Ecocene Politics

It has been a while since my last post. The reason for this is very simple: I have focused all of my writing energy on two books that had been long in the making, and that have now been published: Understanding the Rights of Nature: A Critical Introduction, and Ecocene Politics. Both are also available in open access, in addition to the classic formats (for decent prices). Here, I want to briefly present one of them; I will do the same for the other in a separate post.

Before I start: I am very happy to have worked with a publisher dedicated to pioneering new, ethical publishing models. Open Book Publishers deserves a lot of credit for their efforts in disseminating work widely, with a sustained focus on the Global South. I am privileged to have worked with them.

For some time I have been reading and thinking about the dire ecological predicament more and more people find themselves in. There is a lot of work on that out there. The new era has been given the now popular name of the Anthropocene – the age of humans, because ‘humans’ are modifying ‘nature’ to an unprecedented extent and at unbelievable speed. How to think our way through and beyond this era is not so obvious, especially if we start our reflections with a lucid stance that accepts the fact of perpetual and destabilising environmental loss.

Starting from this admittedly sobering point, my book tries to think its way towards ways of living that can work with the reality of loss. I like to think that in an uncertain and potentially much worse future, we will still be able to compose good lives. Imagining what that may mean is an important task, and it starts with rethinking basic political ideas that are no longer fit for a world whose ecology is changing dramatically.

It is, indeed, ecology that is changing. But ecological arrangements have always changed, they are always dynamic, albeit it at various speeds. So, it seems that the science of ecology may harbour political ideas that are worth exploring. I try to do this, and consider ecological science side by side with ways of thinking about the surrounding world that are not a main driver of what causes ecological disaster to begin with (extractivism, callousness, infinite growth). I therefore also consider philosophical traditions, such as Māori ones, that can help us recompose in the wake of loss, because they have developed ideas that are very different from dominant modern ones.

Is it, then, the age of humans that we have entered? Or is it more politically useful to think that we have entered the age of ecology, the age when ecology has to matter like never before, and the age when ecological process become disruptive political forces themselves? Of course, geologically we can talk about the Anthropocene; but politically, it may be that the Ecocene suggests better futures.

I spend a lot of time with this idea in the book, teasing it out, thinking about different ways of feeling and living – reciprocal ways, for example, visible through practices that try to restore constructive relationships between particular humans and particular environments.
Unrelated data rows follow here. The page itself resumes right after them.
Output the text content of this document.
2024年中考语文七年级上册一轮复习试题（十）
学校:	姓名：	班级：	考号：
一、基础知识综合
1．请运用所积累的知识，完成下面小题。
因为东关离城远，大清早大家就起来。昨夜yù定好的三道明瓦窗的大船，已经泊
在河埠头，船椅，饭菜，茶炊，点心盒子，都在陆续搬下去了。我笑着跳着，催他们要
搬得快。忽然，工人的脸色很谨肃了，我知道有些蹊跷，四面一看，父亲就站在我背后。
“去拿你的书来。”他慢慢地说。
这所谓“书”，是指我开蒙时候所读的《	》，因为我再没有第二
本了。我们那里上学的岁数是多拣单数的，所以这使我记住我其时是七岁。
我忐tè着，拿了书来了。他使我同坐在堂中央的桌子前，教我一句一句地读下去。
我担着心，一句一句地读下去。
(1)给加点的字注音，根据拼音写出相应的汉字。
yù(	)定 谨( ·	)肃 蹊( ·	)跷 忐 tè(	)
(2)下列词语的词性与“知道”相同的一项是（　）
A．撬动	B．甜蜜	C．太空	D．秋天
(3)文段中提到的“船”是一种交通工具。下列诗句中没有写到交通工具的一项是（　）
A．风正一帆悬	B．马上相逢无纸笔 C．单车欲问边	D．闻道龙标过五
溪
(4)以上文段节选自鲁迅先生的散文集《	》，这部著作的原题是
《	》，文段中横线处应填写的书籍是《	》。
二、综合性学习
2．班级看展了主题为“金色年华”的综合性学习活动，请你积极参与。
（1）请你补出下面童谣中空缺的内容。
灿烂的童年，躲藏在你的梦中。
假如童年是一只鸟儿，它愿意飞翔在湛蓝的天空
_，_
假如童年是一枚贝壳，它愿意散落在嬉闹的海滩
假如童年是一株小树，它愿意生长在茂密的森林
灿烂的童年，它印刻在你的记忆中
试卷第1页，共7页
There is too much in there to go over here, but on a personal note, the writing of this text has been meaningful beyond the concepts it may propose. It is not just ideas that are developed, but also a particular sensibility that sustains them and gives them affective force as well. I like to think that this book is not just an intellectual exercise, but also a way of feeling a world that we have to perpetually get to know, even when we are about to be engulfed by its violence.

The most I can hope for is that, as reader, you will feel and receive the energy that has sustained this book. Thank you for tuning in; what a pleasure to meet.